In Chaplain, Spiritual Care

The Hope of Easter

The women were terrified and bowed their faces to the ground, but the men said to them, “Why do you look for the living among the dead? He is not here, but has risen.” (Luke 24:5)

I am often moved to tears during Holy Week as I read the accounts of Jesus’ passion, death, and resurrection in the gospels. The enormity of the gift we have been given through the life, death, and resurrection of Christ can be overwhelming. The greatest act of selfless love known to humans. Easter is a time to celebrate that love and the mercy and hope gifted to us through it. As I have been reflecting on the hope of Easter amid the horrific suffering of the innocent seen in the stories of the war in Ukraine, I was reminded of the reflection Easter Blessings by the late Irish poet and philosopher John O’Donohue. In it, O’Donohue reminds us of the light and hope gifted to us in the resurrection. A light and hope that can never be overcome by darkness. I share it with you as you celebrate the hope of Easter in the risen Christ. As you reflect on your own dying and rising with Christ, may Christ crucified and risen draw you to himself, to find in him a sure ground of faith, a firm support for hope, the assurance of sins forgiven, and the inextinguishable light of his love.

Yours in Christ,

Chaplain Mary Marks

Easter Blessings by John O’Donohue (at Dawn Mass Reflections at Corcomroe Abbey, County Clare, Ireland) *

The Easter season is a time of hope. There still is fear, there still is a painful awareness of sinfulness, but there also is light breaking through. Something new is happening, something that goes beyond the changing moods of our life. We can be joyful or sad, optimistic or pessimistic, tranquil or angry, but the solid stream of God’s presence moves deeper than the small waves of our minds and hearts. Easter brings the awareness that God is present even when his presence is not directly noticed. Easter brings the good news that, although things seem to get worse in the world, the Evil One has already been overcome. Easter allows us to affirm that although God seems very distant and although we remain preoccupied with many little things, our Lord walks with us on the road and keeps explaining the Scriptures to us. Thus there are many rays of hope casting their light on our way through life.

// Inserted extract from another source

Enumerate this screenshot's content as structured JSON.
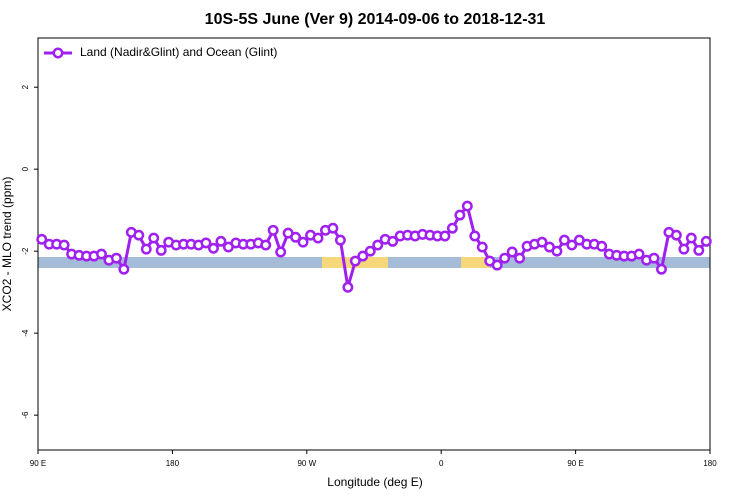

On this Easter morning, let us look again at the lives we have been so generously given and let us let fall away the useless baggage that we carry – old pains, old habits, old ways of seeing and feeling – and let us have the courage to begin again. Life is very short, and we are no sooner here than it is time to depart again, and we should use to the full the time that we still have.

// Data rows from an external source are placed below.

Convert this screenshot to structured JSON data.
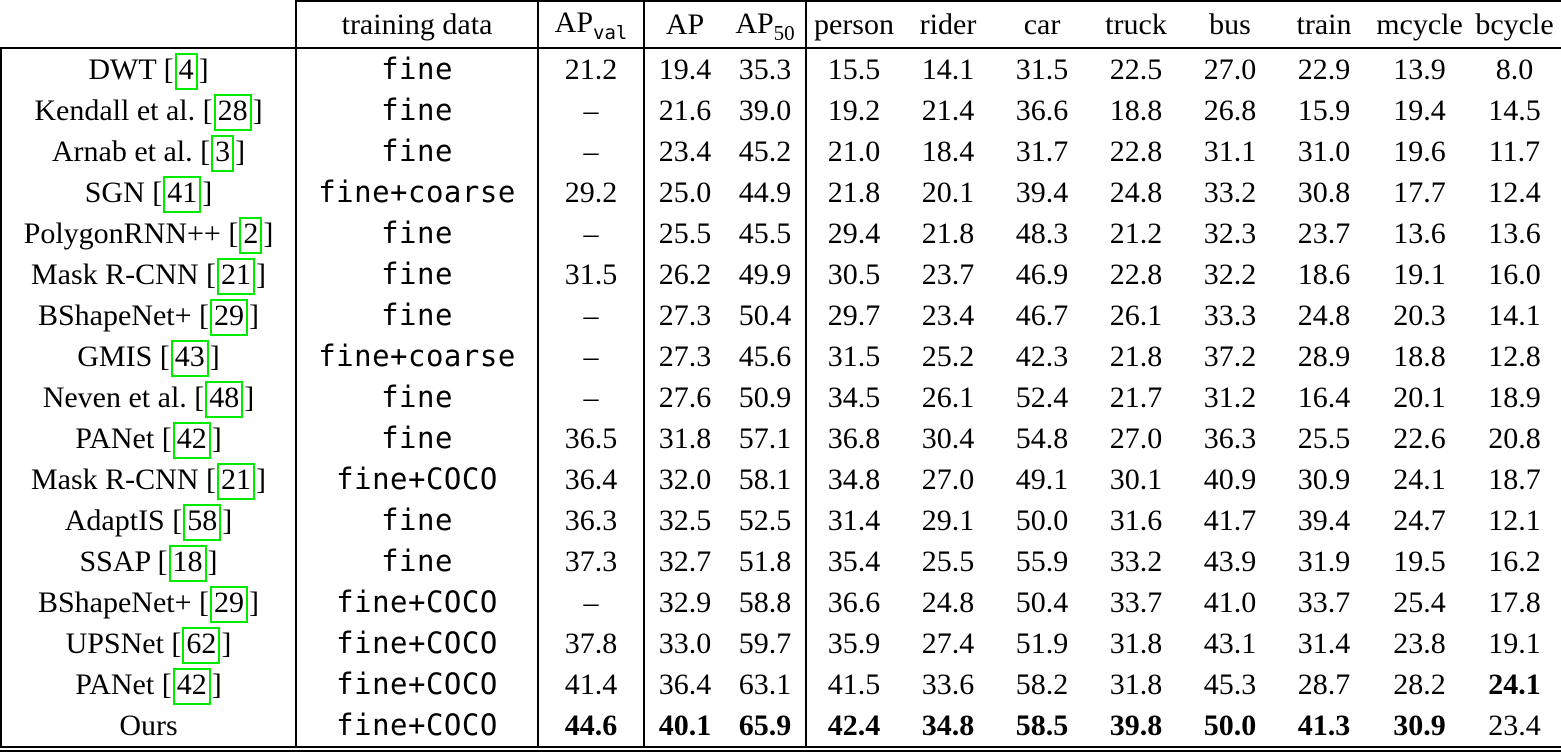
{
  "colors": {
    "citation_box": "#00eb00",
    "rule": "#000000",
    "background": "#ffffff"
  },
  "table": {
    "header": {
      "method": "",
      "training": "training data",
      "ap_val_main": "AP",
      "ap_val_sub": "val",
      "ap": "AP",
      "ap50_main": "AP",
      "ap50_sub": "50",
      "classes": [
        "person",
        "rider",
        "car",
        "truck",
        "bus",
        "train",
        "mcycle",
        "bcycle"
      ]
    },
    "missing_value": "–",
    "rows": [
      {
        "method": "DWT",
        "cite": "4",
        "training": "fine",
        "ap_val": "21.2",
        "ap": "19.4",
        "ap50": "35.3",
        "classes": [
          "15.5",
          "14.1",
          "31.5",
          "22.5",
          "27.0",
          "22.9",
          "13.9",
          "8.0"
        ],
        "bold": []
      },
      {
        "method": "Kendall et al.",
        "cite": "28",
        "training": "fine",
        "ap_val": "–",
        "ap": "21.6",
        "ap50": "39.0",
        "classes": [
          "19.2",
          "21.4",
          "36.6",
          "18.8",
          "26.8",
          "15.9",
          "19.4",
          "14.5"
        ],
        "bold": []
      },
      {
        "method": "Arnab et al.",
        "cite": "3",
        "training": "fine",
        "ap_val": "–",
        "ap": "23.4",
        "ap50": "45.2",
        "classes": [
          "21.0",
          "18.4",
          "31.7",
          "22.8",
          "31.1",
          "31.0",
          "19.6",
          "11.7"
        ],
        "bold": []
      },
      {
        "method": "SGN",
        "cite": "41",
        "training": "fine+coarse",
        "ap_val": "29.2",
        "ap": "25.0",
        "ap50": "44.9",
        "classes": [
          "21.8",
          "20.1",
          "39.4",
          "24.8",
          "33.2",
          "30.8",
          "17.7",
          "12.4"
        ],
        "bold": []
      },
      {
        "method": "PolygonRNN++",
        "cite": "2",
        "training": "fine",
        "ap_val": "–",
        "ap": "25.5",
        "ap50": "45.5",
        "classes": [
          "29.4",
          "21.8",
          "48.3",
          "21.2",
          "32.3",
          "23.7",
          "13.6",
          "13.6"
        ],
        "bold": []
      },
      {
        "method": "Mask R-CNN",
        "cite": "21",
        "training": "fine",
        "ap_val": "31.5",
        "ap": "26.2",
        "ap50": "49.9",
        "classes": [
          "30.5",
          "23.7",
          "46.9",
          "22.8",
          "32.2",
          "18.6",
          "19.1",
          "16.0"
        ],
        "bold": []
      },
      {
        "method": "BShapeNet+",
        "cite": "29",
        "training": "fine",
        "ap_val": "–",
        "ap": "27.3",
        "ap50": "50.4",
        "classes": [
          "29.7",
          "23.4",
          "46.7",
          "26.1",
          "33.3",
          "24.8",
          "20.3",
          "14.1"
        ],
        "bold": []
      },
      {
        "method": "GMIS",
        "cite": "43",
        "training": "fine+coarse",
        "ap_val": "–",
        "ap": "27.3",
        "ap50": "45.6",
        "classes": [
          "31.5",
          "25.2",
          "42.3",
          "21.8",
          "37.2",
          "28.9",
          "18.8",
          "12.8"
        ],
        "bold": []
      },
      {
        "method": "Neven et al.",
        "cite": "48",
        "training": "fine",
        "ap_val": "–",
        "ap": "27.6",
        "ap50": "50.9",
        "classes": [
          "34.5",
          "26.1",
          "52.4",
          "21.7",
          "31.2",
          "16.4",
          "20.1",
          "18.9"
        ],
        "bold": []
      },
      {
        "method": "PANet",
        "cite": "42",
        "training": "fine",
        "ap_val": "36.5",
        "ap": "31.8",
        "ap50": "57.1",
        "classes": [
          "36.8",
          "30.4",
          "54.8",
          "27.0",
          "36.3",
          "25.5",
          "22.6",
          "20.8"
        ],
        "bold": []
      },
      {
        "method": "Mask R-CNN",
        "cite": "21",
        "training": "fine+COCO",
        "ap_val": "36.4",
        "ap": "32.0",
        "ap50": "58.1",
        "classes": [
          "34.8",
          "27.0",
          "49.1",
          "30.1",
          "40.9",
          "30.9",
          "24.1",
          "18.7"
        ],
        "bold": []
      },
      {
        "method": "AdaptIS",
        "cite": "58",
        "training": "fine",
        "ap_val": "36.3",
        "ap": "32.5",
        "ap50": "52.5",
        "classes": [
          "31.4",
          "29.1",
          "50.0",
          "31.6",
          "41.7",
          "39.4",
          "24.7",
          "12.1"
        ],
        "bold": []
      },
      {
        "method": "SSAP",
        "cite": "18",
        "training": "fine",
        "ap_val": "37.3",
        "ap": "32.7",
        "ap50": "51.8",
        "classes": [
          "35.4",
          "25.5",
          "55.9",
          "33.2",
          "43.9",
          "31.9",
          "19.5",
          "16.2"
        ],
        "bold": []
      },
      {
        "method": "BShapeNet+",
        "cite": "29",
        "training": "fine+COCO",
        "ap_val": "–",
        "ap": "32.9",
        "ap50": "58.8",
        "classes": [
          "36.6",
          "24.8",
          "50.4",
          "33.7",
          "41.0",
          "33.7",
          "25.4",
          "17.8"
        ],
        "bold": []
      },
      {
        "method": "UPSNet",
        "cite": "62",
        "training": "fine+COCO",
        "ap_val": "37.8",
        "ap": "33.0",
        "ap50": "59.7",
        "classes": [
          "35.9",
          "27.4",
          "51.9",
          "31.8",
          "43.1",
          "31.4",
          "23.8",
          "19.1"
        ],
        "bold": []
      },
      {
        "method": "PANet",
        "cite": "42",
        "training": "fine+COCO",
        "ap_val": "41.4",
        "ap": "36.4",
        "ap50": "63.1",
        "classes": [
          "41.5",
          "33.6",
          "58.2",
          "31.8",
          "45.3",
          "28.7",
          "28.2",
          "24.1"
        ],
        "bold": [
          "c7"
        ]
      },
      {
        "method": "Ours",
        "cite": null,
        "training": "fine+COCO",
        "ap_val": "44.6",
        "ap": "40.1",
        "ap50": "65.9",
        "classes": [
          "42.4",
          "34.8",
          "58.5",
          "39.8",
          "50.0",
          "41.3",
          "30.9",
          "23.4"
        ],
        "bold": [
          "ap_val",
          "ap",
          "ap50",
          "c0",
          "c1",
          "c2",
          "c3",
          "c4",
          "c5",
          "c6"
        ]
      }
    ]
  }
}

We don’t realize all the good we can do. A kind, encouraging word or helping hand can bring many a person through dark valleys in their lives. We weren’t put here to make money or to acquire status or reputation. We were sent here to search for the light of Easter in our hearts, and when we find it we are meant to give it away generously.

May the spirit and light of this Easter morning and the special spirit and light of this abbey at Corcomroe bless us all, watch over us and protect us on our journey, open us from the darkness into the light of peace and hope and transfiguration.